Declaration of funding
This work was supported by funding from the National Health and Medical Research Council through project grant no. 1146525 and seed funds from the End Rheumatic Heart Disease Centre for Research Excellence and HeartKids. IS was supported by a National Health and Medical Research Council Postgraduate Scholarship (grant no. 2005398) and an ad hoc postgraduate scholarship from The University of Western Australia. JK was supported by a National Heart Foundation Future Leader Fellowship (no. 102043).
Acknowledgements
The authors thank the staff of the data linkage units of the state and territory governments (Western Australia, South Australia–Northern Territories, New South Wales, Queensland) for linkage of the ERASE project data. They thank the State and Territory Registries of Births, Deaths and Marriages, the State and Territory Coroners, and the National Coronial Information System and the Victorian Department of Justice for enabling Cause of Death Unit Record File data to be used for this project.

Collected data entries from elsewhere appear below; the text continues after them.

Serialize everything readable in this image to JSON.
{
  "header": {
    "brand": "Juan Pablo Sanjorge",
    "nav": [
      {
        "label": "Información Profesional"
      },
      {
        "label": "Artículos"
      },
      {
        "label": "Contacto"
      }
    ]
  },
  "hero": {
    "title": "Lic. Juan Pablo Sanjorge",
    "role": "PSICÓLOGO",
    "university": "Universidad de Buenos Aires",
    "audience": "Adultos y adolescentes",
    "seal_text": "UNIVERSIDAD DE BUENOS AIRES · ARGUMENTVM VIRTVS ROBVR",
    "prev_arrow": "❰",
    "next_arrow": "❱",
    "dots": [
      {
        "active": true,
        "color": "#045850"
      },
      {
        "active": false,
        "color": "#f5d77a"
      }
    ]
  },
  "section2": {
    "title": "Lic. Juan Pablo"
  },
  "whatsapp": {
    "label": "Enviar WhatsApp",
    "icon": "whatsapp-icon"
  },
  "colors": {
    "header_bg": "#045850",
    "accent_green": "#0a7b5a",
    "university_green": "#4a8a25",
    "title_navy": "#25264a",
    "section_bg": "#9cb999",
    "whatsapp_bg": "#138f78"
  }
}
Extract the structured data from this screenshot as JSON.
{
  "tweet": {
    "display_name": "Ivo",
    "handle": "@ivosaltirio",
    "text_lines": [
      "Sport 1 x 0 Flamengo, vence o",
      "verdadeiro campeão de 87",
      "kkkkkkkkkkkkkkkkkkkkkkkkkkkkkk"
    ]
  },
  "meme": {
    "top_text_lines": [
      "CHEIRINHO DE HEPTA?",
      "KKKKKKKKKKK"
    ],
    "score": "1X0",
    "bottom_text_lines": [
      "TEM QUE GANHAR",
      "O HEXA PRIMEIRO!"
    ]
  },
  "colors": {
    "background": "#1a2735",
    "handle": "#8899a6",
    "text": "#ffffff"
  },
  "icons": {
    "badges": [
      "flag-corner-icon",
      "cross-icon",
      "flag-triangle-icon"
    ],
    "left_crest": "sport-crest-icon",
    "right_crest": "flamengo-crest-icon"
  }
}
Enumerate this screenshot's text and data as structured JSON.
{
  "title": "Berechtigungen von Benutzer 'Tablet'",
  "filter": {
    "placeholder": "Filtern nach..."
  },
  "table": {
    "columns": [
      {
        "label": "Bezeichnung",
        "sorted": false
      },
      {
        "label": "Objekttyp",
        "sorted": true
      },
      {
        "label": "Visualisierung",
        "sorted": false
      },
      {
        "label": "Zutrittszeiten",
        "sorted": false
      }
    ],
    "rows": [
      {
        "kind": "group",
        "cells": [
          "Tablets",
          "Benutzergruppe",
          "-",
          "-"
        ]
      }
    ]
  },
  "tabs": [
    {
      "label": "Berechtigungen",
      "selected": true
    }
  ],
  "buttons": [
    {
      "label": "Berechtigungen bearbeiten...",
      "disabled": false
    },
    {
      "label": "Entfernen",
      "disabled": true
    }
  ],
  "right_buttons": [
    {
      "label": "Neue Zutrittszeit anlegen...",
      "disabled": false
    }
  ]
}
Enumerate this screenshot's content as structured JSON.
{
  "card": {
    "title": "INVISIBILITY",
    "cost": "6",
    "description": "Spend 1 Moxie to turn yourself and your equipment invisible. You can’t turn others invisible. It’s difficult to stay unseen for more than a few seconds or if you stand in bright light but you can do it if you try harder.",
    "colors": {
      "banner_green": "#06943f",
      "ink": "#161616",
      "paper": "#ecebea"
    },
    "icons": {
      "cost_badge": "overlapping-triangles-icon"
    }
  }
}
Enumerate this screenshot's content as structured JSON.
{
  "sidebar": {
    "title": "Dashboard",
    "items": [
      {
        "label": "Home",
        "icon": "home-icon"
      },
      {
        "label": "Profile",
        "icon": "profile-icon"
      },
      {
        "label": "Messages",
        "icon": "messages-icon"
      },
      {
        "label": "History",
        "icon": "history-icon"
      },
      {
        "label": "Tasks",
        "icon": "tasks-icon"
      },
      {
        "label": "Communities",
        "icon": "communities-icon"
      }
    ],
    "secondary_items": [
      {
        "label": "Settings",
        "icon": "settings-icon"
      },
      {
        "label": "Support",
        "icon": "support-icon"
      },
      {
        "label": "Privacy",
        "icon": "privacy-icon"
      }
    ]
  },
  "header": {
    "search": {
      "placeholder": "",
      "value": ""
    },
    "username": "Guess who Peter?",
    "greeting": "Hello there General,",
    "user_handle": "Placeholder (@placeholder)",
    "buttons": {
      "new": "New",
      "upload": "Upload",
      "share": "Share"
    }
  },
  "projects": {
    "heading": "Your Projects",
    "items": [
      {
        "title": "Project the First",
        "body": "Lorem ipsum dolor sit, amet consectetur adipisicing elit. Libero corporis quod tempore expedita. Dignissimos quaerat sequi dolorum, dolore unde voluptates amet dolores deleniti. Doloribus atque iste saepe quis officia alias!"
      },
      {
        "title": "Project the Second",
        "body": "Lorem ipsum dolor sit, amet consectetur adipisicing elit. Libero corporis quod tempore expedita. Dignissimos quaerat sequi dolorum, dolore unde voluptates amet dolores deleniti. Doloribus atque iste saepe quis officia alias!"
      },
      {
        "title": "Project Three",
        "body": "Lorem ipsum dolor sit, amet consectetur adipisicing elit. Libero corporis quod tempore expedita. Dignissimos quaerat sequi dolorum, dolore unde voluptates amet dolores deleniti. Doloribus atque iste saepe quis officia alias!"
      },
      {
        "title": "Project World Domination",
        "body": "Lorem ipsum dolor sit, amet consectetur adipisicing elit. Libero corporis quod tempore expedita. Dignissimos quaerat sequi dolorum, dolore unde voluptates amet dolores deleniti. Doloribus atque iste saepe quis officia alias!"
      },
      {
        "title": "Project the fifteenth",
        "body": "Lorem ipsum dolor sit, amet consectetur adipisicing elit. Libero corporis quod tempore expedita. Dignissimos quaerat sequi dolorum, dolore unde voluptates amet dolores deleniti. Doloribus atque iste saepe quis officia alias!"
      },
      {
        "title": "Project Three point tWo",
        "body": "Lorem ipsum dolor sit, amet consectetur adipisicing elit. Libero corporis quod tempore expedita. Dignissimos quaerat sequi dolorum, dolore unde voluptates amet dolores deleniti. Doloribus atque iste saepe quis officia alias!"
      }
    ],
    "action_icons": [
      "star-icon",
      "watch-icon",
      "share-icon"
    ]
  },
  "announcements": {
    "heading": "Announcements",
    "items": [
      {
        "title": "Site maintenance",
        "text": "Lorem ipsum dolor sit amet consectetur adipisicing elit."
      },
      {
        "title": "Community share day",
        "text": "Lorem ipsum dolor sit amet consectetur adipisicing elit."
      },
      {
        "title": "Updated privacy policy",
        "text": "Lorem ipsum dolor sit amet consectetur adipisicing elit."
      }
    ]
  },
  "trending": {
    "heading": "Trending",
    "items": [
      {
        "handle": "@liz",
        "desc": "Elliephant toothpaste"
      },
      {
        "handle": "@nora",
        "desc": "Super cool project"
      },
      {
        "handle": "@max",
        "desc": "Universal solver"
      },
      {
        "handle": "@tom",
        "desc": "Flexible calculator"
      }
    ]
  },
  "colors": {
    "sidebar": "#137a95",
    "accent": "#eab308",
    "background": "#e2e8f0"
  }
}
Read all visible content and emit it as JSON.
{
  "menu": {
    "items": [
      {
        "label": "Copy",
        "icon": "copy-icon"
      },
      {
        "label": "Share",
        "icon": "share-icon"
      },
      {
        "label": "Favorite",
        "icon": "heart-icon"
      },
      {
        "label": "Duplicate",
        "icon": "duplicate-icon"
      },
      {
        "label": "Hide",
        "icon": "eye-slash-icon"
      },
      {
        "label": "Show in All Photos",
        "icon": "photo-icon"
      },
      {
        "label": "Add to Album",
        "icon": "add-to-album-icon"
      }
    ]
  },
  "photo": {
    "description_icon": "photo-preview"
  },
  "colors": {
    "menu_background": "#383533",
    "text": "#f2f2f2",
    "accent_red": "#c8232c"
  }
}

Furthermore, the authors thank the data custodians and data managers for providing inpatient hospital and emergency department data (5 states and territories), RHD registers (5 states and territories), the Australian and New Zealand Society of Cardiac and Thoracic Surgeons Cardiac Surgery Database (single registry covering 5 states and territories), the Royal Melbourne Children’s Hospital Paediatric Cardiac Surgery database (single data source for RHD pediatric patients from South Australia and Northern Territory receiving surgical intervention in Melbourne) and the Northern Territory Department of Health primary healthcare data.